Counts this morning: hemoglobin 8.0 and platelets 74K. Ridge's platelets stay pretty good (74K is not normal, it's low, but it's stable, and he is rarely "normal" on platelets). The magic number for needing to be transfused is a hemoglobin below 8 for us. So he may get blood today or tomorrow. We will wait and see what happens! A transfusion is scary to me b/c he doesn't have the PICC anymore and only has his central/broviac line. This means the meds have to be stopped for him to receive blood. This is scary currently bc the reduction of meds was kind of a failure and so to take him completely off the meds for a 3 or 4 hour transfusion is a step of faith....

That's all the update I have on Ridge.

I like how I've been here so long that last night as I took my shower I wasn't even grossed out and I possibly could have sat down in that shower and just rested for 30 minutes. Mind you, I did NOT sit down on the shower floor....i POSSIBLY could have sat down, that's what I said. I wasn't QUITE that comfortable yet. But I also wasn't entirely sicked out by the idea. And that, my friends, in itself, sicks me out.

Sawyer is kind of whiney, I'm not sure if it's tiredness or if he isn't feeling well. Or if he's getting as sick as the rest of us at being in this joint. Well, Ridge isn't sick of it. He probably thinks this is our home, bc he probably doesn't remember the other home!

So wherever you are today, I hope you enjoy time w/ your own family. I hope you have a great Sunday and I ask that when you stop to pray, you remember little Ridge and ask for a turnaround today. Be Blessed!

black is not the new pink. or the new yellow. or anything. get OUTTA here.

So...the poop is still dark. We are having trouble conveying the exact right dosage of octreotide to the resident. I don't understand how we are halving the dose EVERY week, but when it was too much, it seems like it is impossible to just DOUBLE it to get it back to what it was before this fiasco. It isn't a fiasco, but the math of the situation is just annoying. Especially to a math teacher. I have the exact dosage requirements written down, b/c I am super nerdo and try to be organized and in control so I write everything down- and while some of you probably think that is so crazy...can i just say it is perfect for a situation like this?-- anyway, I have the data written down. I will definitely be laying THAT on the table tomorrow since no one has come by to see it TODAY. I know what the med dose SHOULD be...I don't get how it is so difficult to get it RIGHT. The first time, it was pharmacy's fault. I don't know whose fault it is now, but seriously....let's just get it right!

Not mad. Just frustrated. Everyone here is STILL wonderful. I just don't get what is going on with this right now. ick.

No spitups, though. Well, a few, but they have been milk/clear/baby food/ NOT brown/NOT bloody. So that is a good sign. If this poop could just lighten up. Literally.

No other real news. Ridge is getting close to being able to sit up, which is GREAT. He is still not able to roll over on his own, which is certainly a delayed milestone.

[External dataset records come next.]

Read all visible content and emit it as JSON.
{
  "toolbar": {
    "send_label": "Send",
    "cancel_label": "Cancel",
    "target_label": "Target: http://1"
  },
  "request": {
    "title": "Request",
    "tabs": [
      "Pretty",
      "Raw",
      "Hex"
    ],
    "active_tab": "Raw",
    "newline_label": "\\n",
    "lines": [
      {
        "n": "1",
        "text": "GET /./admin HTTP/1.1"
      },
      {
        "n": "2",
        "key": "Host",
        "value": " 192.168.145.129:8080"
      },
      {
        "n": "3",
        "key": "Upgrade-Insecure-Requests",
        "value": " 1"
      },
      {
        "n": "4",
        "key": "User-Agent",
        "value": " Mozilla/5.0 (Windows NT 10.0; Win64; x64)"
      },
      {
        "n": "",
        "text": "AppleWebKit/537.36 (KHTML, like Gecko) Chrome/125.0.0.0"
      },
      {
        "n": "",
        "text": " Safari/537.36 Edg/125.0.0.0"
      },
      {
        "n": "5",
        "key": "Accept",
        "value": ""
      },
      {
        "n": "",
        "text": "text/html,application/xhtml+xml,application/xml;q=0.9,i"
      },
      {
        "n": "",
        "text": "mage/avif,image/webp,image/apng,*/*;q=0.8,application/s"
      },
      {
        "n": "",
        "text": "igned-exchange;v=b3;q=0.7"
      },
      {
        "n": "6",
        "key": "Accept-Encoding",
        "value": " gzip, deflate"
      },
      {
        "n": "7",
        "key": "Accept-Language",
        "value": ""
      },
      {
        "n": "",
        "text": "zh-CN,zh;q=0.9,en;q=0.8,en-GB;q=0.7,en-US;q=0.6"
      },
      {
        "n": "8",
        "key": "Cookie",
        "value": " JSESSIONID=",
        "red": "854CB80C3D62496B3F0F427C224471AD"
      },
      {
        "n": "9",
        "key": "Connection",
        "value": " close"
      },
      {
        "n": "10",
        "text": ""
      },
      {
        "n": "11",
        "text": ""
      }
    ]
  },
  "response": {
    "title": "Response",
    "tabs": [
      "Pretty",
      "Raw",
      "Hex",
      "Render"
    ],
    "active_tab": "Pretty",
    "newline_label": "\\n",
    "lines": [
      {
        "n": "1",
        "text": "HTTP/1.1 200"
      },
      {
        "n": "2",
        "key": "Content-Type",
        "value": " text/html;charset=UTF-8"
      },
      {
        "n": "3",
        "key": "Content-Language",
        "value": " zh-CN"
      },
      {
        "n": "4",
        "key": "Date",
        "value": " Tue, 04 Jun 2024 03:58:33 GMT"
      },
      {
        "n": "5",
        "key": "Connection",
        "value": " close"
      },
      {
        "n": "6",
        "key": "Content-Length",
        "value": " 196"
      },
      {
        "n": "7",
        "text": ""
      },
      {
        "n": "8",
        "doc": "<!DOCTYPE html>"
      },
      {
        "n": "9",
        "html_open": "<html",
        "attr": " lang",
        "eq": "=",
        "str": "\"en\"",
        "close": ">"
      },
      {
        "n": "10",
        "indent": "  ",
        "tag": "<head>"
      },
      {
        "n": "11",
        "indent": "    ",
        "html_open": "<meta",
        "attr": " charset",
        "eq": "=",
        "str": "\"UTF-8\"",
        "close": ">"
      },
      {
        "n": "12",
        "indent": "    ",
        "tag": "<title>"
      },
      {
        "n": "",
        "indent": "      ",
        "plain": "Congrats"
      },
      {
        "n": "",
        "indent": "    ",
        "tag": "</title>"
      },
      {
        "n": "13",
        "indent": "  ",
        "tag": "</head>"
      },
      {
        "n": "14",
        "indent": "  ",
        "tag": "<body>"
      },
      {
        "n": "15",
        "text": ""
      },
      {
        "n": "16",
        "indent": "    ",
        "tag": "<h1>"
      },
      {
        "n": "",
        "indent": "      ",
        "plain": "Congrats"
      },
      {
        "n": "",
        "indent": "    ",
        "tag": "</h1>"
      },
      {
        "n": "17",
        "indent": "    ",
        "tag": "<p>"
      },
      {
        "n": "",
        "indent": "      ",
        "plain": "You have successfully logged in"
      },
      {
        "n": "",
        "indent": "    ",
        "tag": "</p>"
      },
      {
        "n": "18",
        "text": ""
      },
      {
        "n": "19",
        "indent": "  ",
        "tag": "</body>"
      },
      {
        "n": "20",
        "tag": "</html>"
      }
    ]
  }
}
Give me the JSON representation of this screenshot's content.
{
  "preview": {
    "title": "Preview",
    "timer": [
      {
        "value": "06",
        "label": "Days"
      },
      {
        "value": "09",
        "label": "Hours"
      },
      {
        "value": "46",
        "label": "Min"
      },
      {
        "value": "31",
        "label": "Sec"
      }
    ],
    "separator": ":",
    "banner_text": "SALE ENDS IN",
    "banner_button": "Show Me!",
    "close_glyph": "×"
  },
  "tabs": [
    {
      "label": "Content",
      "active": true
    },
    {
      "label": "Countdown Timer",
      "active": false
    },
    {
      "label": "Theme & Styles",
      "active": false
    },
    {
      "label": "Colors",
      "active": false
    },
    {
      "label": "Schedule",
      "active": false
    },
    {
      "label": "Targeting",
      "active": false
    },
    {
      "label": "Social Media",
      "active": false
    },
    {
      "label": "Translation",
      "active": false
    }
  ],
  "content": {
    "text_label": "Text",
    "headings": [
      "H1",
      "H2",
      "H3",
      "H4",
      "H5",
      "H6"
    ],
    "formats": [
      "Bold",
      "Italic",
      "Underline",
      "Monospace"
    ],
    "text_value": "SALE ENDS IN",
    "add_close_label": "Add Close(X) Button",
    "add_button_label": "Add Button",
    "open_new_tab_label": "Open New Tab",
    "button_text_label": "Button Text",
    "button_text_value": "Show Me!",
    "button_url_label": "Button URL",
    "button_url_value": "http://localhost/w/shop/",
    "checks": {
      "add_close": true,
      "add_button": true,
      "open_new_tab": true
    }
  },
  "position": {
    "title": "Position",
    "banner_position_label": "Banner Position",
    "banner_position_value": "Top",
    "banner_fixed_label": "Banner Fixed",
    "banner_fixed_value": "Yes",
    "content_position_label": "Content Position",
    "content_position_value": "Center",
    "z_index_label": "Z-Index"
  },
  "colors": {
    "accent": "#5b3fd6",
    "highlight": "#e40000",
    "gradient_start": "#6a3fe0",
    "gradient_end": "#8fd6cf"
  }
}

Sometime this week they will probably have an xray done to double check his bone lesion status and see if things have gotten worse. I don't think there is much knowledge on the topic of bone lesions in MLT (or of MLT in general)...so I don't know that we know, or anyone knows, what they are looking for in these lesions on the bones. They do think they are not problematic other than potential risk for fractures....but it's just kind of an anomaly upon an anomaly. guh-reat.

hope everyone had a good weekend. i will try to keep the posts coming. but right now, the little sitter-upper is fussing.

yes, i am sitting here, ready for you to give me some food.

Sawyer got to play in the play room at the hospital this week. One day, Whitney, the volunteer, took him to the playroom and they made these "dolls". Sawyer's has on a mask. He named this "doll" Vanessa, after one of our regular nurses. The real Vanessa is much prettier than the Vanessa in this picture. :)

pajama time!!! ridge can finally wear longsleeves b/c he doesn't have his PICC line in anymore! yay!!!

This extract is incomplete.